Dissenting, Anderson, Stras, JJ.

. Although the policy provides that the loss became payable within 5 working days after the filing of an appraisal award and Cincinnati paid the loss more than 5 working days after the filing of the appraisal award, the district court noted that Poehler had not argued that Cincinnati was late in paying the loss under the loss payment provision of the policy.

. The dissent argues that "the parties’ appraisal proceeding does not trigger a right to preaward interest,” and by allowing Poehler to recover preaward interest on his appraisal award, we have “ignor[ed] the mandatory triggers for preaward interest” in Minn. Stat. § 549.09, subd. 1(b). However, in calculating preaward interest, the district court found that the statutory preaward interest began accruing on the date that Poehler demanded an appraisal—a demand that the insurance policy required in writing. In other words, the district court found that Poehler’s demand for appraisal was the triggering event. Notably, Cincinnati never challenged the validity of Poehler’s demand for appraisal or argued that the demand was not in writing. Nor has Cincinnati contended that Poehler’s demand for appraisal was not a triggering event. Because the parties have not challenged this finding of the district court, the triggering-event issue raised by the dissent is not properly before us.

. The cases and secondary literature cited by Cincinnati deal exclusively with factual scenarios or areas of law that involve wrongdoing. Accordingly, the authors of these sources contemplated a meaning of "damages” only in contexts that involve wrongdoing.

. Cincinnati also contends that “[i]f ‘loss of use of money' is the basis for an award of [preaward] interest in this case, it must be recognized that Poehler did not have a ‘loss of use’ of more than $100,000 of the ultimate appraisal award.” Accordingly, Cincinnati maintains that the district court erred in awarding interest on the full amount of the appraisal award, $263,144, without deducting the $105,394 Cincinnati had already paid to Poehler by December 2, 2013, when Poehler demanded an appraisal. Poehler does not respond to this argument in his reply brief. We acknowledge that it is anomalous for the district court to have awarded preaward interest on the full amount of the appraisal award, but wé need not address this issue because it is not properly before us on appeal.

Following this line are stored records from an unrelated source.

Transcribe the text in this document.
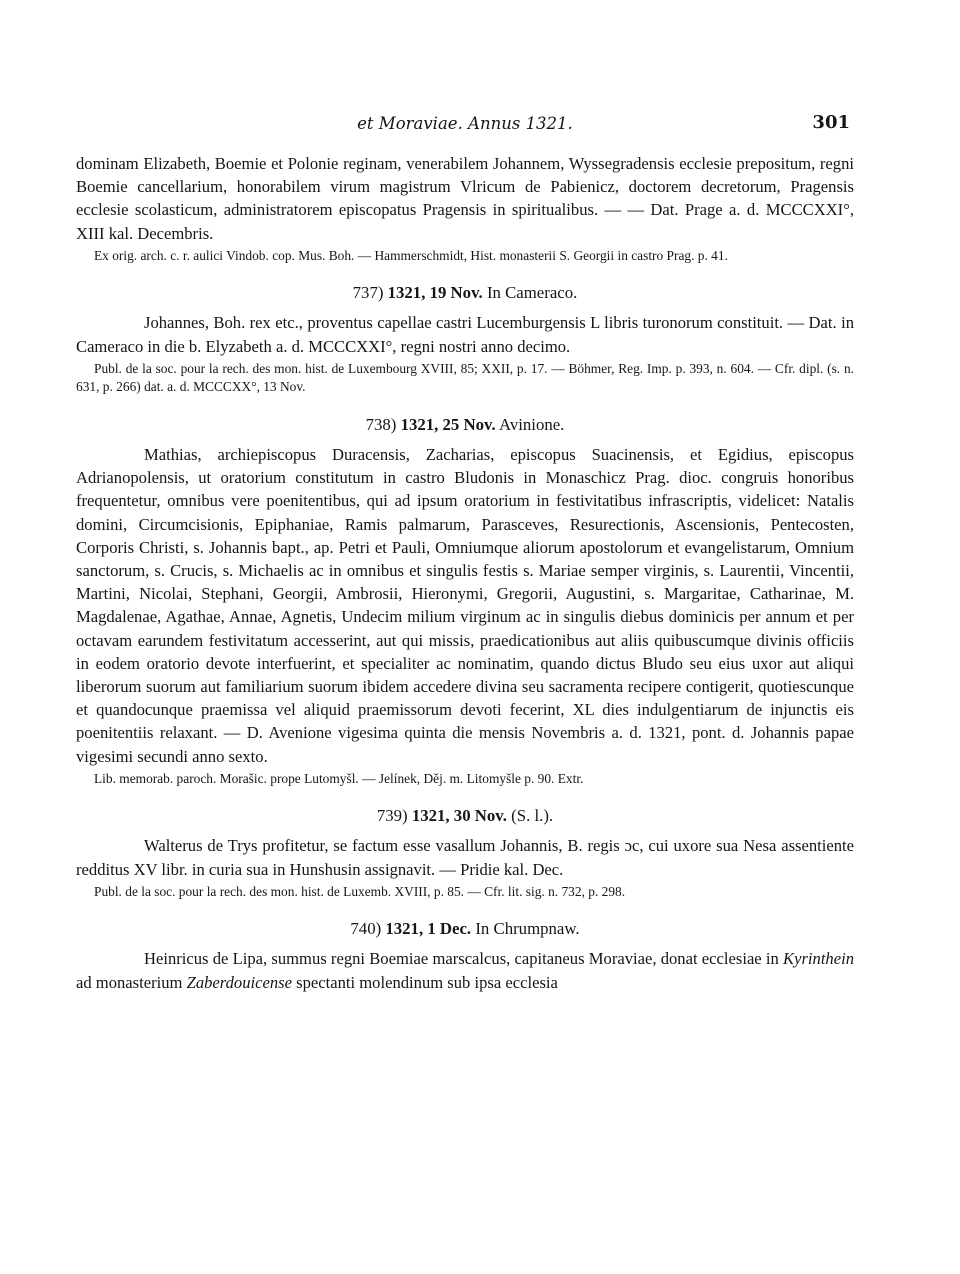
et Moraviae. Annus 1321.	301

dominam Elizabeth, Boemie et Polonie reginam, venerabilem Johannem, Wyssegradensis ecclesie prepositum, regni Boemie cancellarium, honorabilem virum magistrum Vlricum de Pabienicz, doctorem decretorum, Pragensis ecclesie scolasticum, administratorem episcopatus Pragensis in spiritualibus. — — Dat. Prage a. d. MCCCXXI°, XIII kal. Decembris.

Ex orig. arch. c. r. aulici Vindob. cop. Mus. Boh. — Hammerschmidt, Hist. monasterii S. Georgii in castro Prag. p. 41.

737) 1321, 19 Nov. In Cameraco.

Johannes, Boh. rex etc., proventus capellae castri Lucemburgensis L libris turonorum constituit. — Dat. in Cameraco in die b. Elyzabeth a. d. MCCCXXI°, regni nostri anno decimo.

Publ. de la soc. pour la rech. des mon. hist. de Luxembourg XVIII, 85; XXII, p. 17. — Böhmer, Reg. Imp. p. 393, n. 604. — Cfr. dipl. (s. n. 631, p. 266) dat. a. d. MCCCXX°, 13 Nov.

738) 1321, 25 Nov. Avinione.

Mathias, archiepiscopus Duracensis, Zacharias, episcopus Suacinensis, et Egidius, episcopus Adrianopolensis, ut oratorium constitutum in castro Bludonis in Monaschicz Prag. dioc. congruis honoribus frequentetur, omnibus vere poenitentibus, qui ad ipsum oratorium in festivitatibus infrascriptis, videlicet: Natalis domini, Circumcisionis, Epiphaniae, Ramis palmarum, Parasceves, Resurectionis, Ascensionis, Pentecosten, Corporis Christi, s. Johannis bapt., ap. Petri et Pauli, Omniumque aliorum apostolorum et evangelistarum, Omnium sanctorum, s. Crucis, s. Michaelis ac in omnibus et singulis festis s. Mariae semper virginis, s. Laurentii, Vincentii, Martini, Nicolai, Stephani, Georgii, Ambrosii, Hieronymi, Gregorii, Augustini, s. Margaritae, Catharinae, M. Magdalenae, Agathae, Annae, Agnetis, Undecim milium virginum ac in singulis diebus dominicis per annum et per octavam earundem festivitatum accesserint, aut qui missis, praedicationibus aut aliis quibuscumque divinis officiis in eodem oratorio devote interfuerint, et specialiter ac nominatim, quando dictus Bludo seu eius uxor aut aliqui liberorum suorum aut familiarium suorum ibidem accedere divina seu sacramenta recipere contigerit, quotiescunque et quandocunque praemissa vel aliquid praemissorum devoti fecerint, XL dies indulgentiarum de injunctis eis poenitentiis relaxant. — D. Avenione vigesima quinta die mensis Novembris a. d. 1321, pont. d. Johannis papae vigesimi secundi anno sexto.

Lib. memorab. paroch. Morašic. prope Lutomyšl. — Jelínek, Děj. m. Litomyšle p. 90. Extr.

739) 1321, 30 Nov. (S. l.).

Walterus de Trys profitetur, se factum esse vasallum Johannis, B. regis ɔc, cui uxore sua Nesa assentiente redditus XV libr. in curia sua in Hunshusin assignavit. — Pridie kal. Dec.

Publ. de la soc. pour la rech. des mon. hist. de Luxemb. XVIII, p. 85. — Cfr. lit. sig. n. 732, p. 298.

740) 1321, 1 Dec. In Chrumpnaw.

Heinricus de Lipa, summus regni Boemiae marscalcus, capitaneus Moraviae, donat ecclesiae in Kyrinthein ad monasterium Zaberdouicense spectanti molendinum sub ipsa ecclesia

Cincinnati did not object to Poehler's proposed calculation of preaward interest based on the full amount of the appraisal award in the district court. Cincinnati raised this calculation issue before the court of appeals, but the court of appeals ultimately did not need to *146address it Before us, Cincinnati did not raise this issue in its opposition to Poehler’s petition for review or its request for conditional review. When asked at oral argument whether Cincinnati contended that the-district court erred in calculating the preaward interest, Cincinnati responded in the negative. We conclude that Cincinnati did not preserve this issue on appeal and thus we take no position on the merits of the argument. See e.g., In re GlaxoSmithKline PLC, 699 N.W.2d 749, 757 (Minn. 2005) (declining to consider the merits of an issue that the state did not raise in its petition for review, noting that the respondent might have argued its position on the merits more extensively had the issue been raised in the state’s petition and fully developed in the state’s brief).